Multi-platform, multi-language Docker images

Hi, everyone!

I’ve recently updated my MozillaTTS docker images with:

  • Support for ARM platforms (32-bit and 64-bit) as well as CPUs without AVX instructions (Celeron, etc.)
  • Pre-trained models for English, Spanish, French, and German

Try it out with:

docker run -it -p 5002:5002 synesthesiam/mozillatts:<LANGUAGE>

where <LANGUAGE> is en, es, fr, or de. If you have a CPU without AVX instructions, add -noavx to the end.

You should be able to visit http://localhost:5002

There’s a /api/tts endpoint (GET with ?text=... or POST) as well as a MaryTTS-compatible /process endpoint so you can use things like the Home Assistant MaryTTS integration (hint: use -p 59125:5002).

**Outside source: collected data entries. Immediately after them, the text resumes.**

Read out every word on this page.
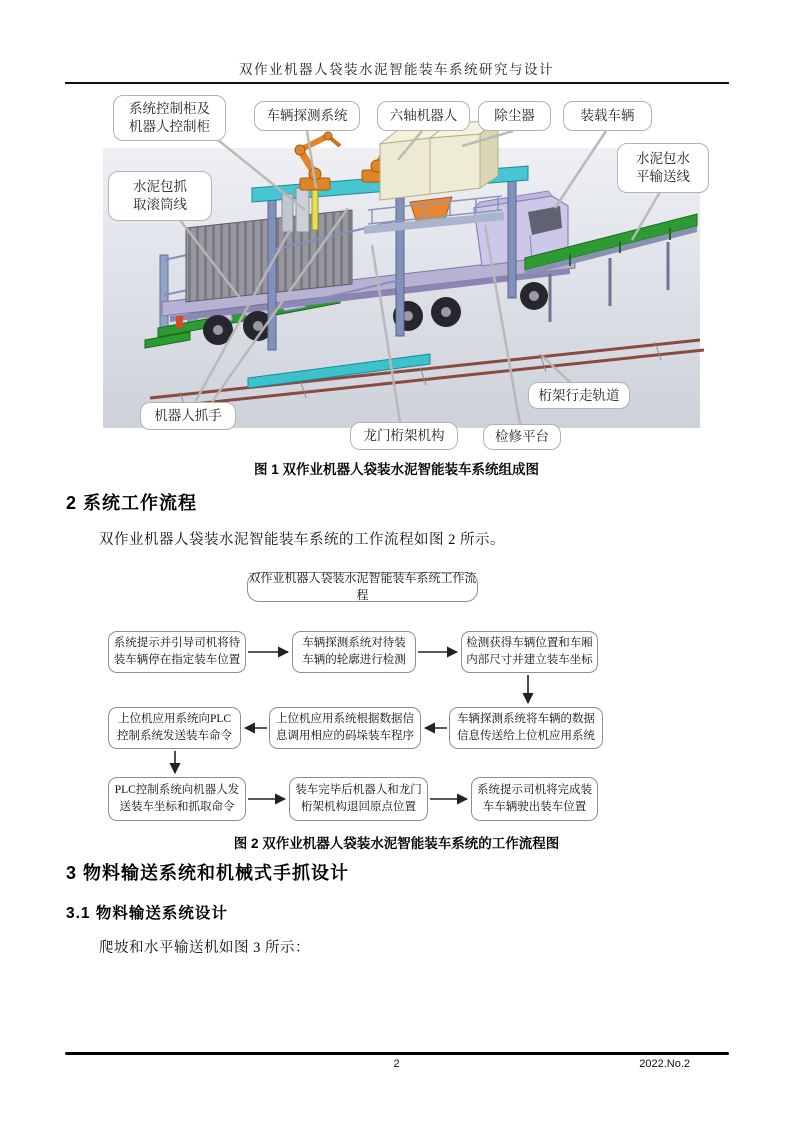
双作业机器人袋装水泥智能装车系统研究与设计
系统控制柜及
机器人控制柜
车辆探测系统	六轴机器人	除尘器	装载车辆
水泥包水
平输送线
水泥包抓
取滚筒线
机器人抓手
龙门桁架机构	检修平台
桁架行走轨道
图 1 双作业机器人袋装水泥智能装车系统组成图
2 系统工作流程
双作业机器人袋装水泥智能装车系统的工作流程如图 2 所示。
双作业机器人袋装水泥智能装车系统工作流程
系统提示并引导司机将待
装车辆停在指定装车位置
车辆探测系统对待装
车辆的轮廓进行检测
检测获得车辆位置和车厢
内部尺寸并建立装车坐标
车辆探测系统将车辆的数据
信息传送给上位机应用系统
上位机应用系统根据数据信
息调用相应的码垛装车程序
上位机应用系统向PLC
控制系统发送装车命令
PLC控制系统向机器人发
送装车坐标和抓取命令
装车完毕后机器人和龙门
桁架机构退回原点位置
系统提示司机将完成装
车车辆驶出装车位置
图 2 双作业机器人袋装水泥智能装车系统的工作流程图
3 物料输送系统和机械式手抓设计
3.1 物料输送系统设计
爬坡和水平输送机如图 3 所示：
2	2022.No.2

Please let me know if you find any bugs or have other models to include :slight_smile:


Small update: the /api/tts endpoint now handles text with multiple lines. It will synthesize each line independently, and then combine the audio for the final output.

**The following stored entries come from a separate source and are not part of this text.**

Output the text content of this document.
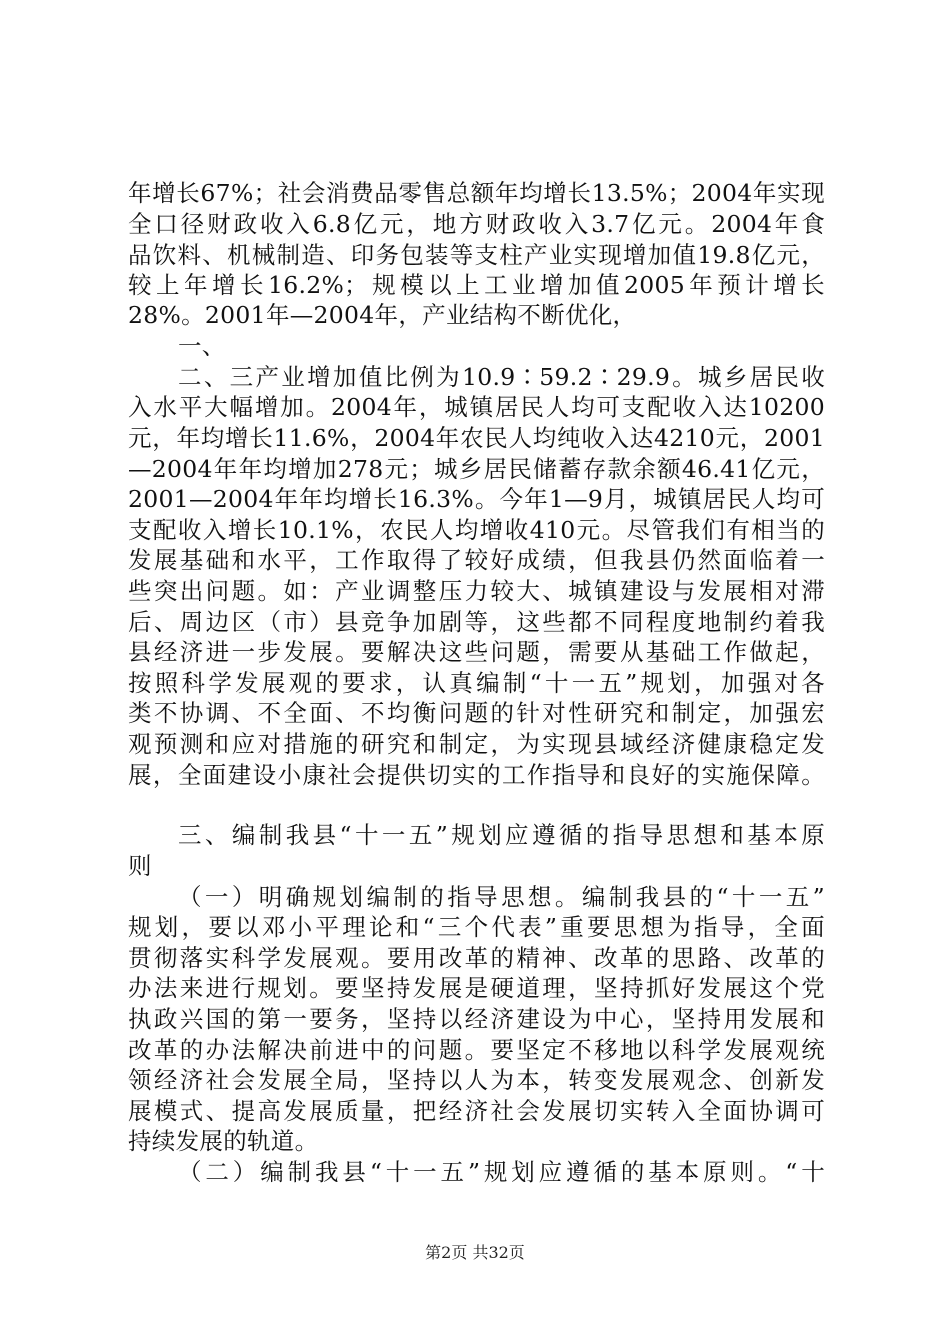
年增长67%；社会消费品零售总额年均增长13.5%；2004年实现
全口径财政收入6.8亿元，地方财政收入3.7亿元。2004年食
品饮料、机械制造、印务包装等支柱产业实现增加值19.8亿元，
较上年增长16.2%；规模以上工业增加值2005年预计增长
28%。2001年—2004年，产业结构不断优化，
一、
二、三产业增加值比例为10.9∶59.2∶29.9。城乡居民收
入水平大幅增加。2004年，城镇居民人均可支配收入达10200
元，年均增长11.6%，2004年农民人均纯收入达4210元，2001
—2004年年均增加278元；城乡居民储蓄存款余额46.41亿元，
2001—2004年年均增长16.3%。今年1—9月，城镇居民人均可
支配收入增长10.1%，农民人均增收410元。尽管我们有相当的
发展基础和水平，工作取得了较好成绩，但我县仍然面临着一
些突出问题。如：产业调整压力较大、城镇建设与发展相对滞
后、周边区（市）县竞争加剧等，这些都不同程度地制约着我
县经济进一步发展。要解决这些问题，需要从基础工作做起，
按照科学发展观的要求，认真编制“十一五”规划，加强对各
类不协调、不全面、不均衡问题的针对性研究和制定，加强宏
观预测和应对措施的研究和制定，为实现县域经济健康稳定发
展，全面建设小康社会提供切实的工作指导和良好的实施保障。
三、编制我县“十一五”规划应遵循的指导思想和基本原
则
（一）明确规划编制的指导思想。编制我县的“十一五”
规划，要以邓小平理论和“三个代表”重要思想为指导，全面
贯彻落实科学发展观。要用改革的精神、改革的思路、改革的
办法来进行规划。要坚持发展是硬道理，坚持抓好发展这个党
执政兴国的第一要务，坚持以经济建设为中心，坚持用发展和
改革的办法解决前进中的问题。要坚定不移地以科学发展观统
领经济社会发展全局，坚持以人为本，转变发展观念、创新发
展模式、提高发展质量，把经济社会发展切实转入全面协调可
持续发展的轨道。
（二）编制我县“十一五”规划应遵循的基本原则。“十
第2页 共32页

I pulled the one for ARM64 and it doesn’t work on Raspberry Pi 5. It has a numpy version issue.

Has anyone successfully run this in a Raspberry Pi in 64 bit mode?

I’m a hardware guy, looking to self-contain several AI files inside the Raspberry Pi, so I can study how to convert AI execution to fully parallel FPGA logic and make a $20 AI chip.

I’ve made worse things before. A full hardware H.264 encoder for example. No CPUs in it anywhere.

AI ought to be a lot easier to do in hardware than H.264.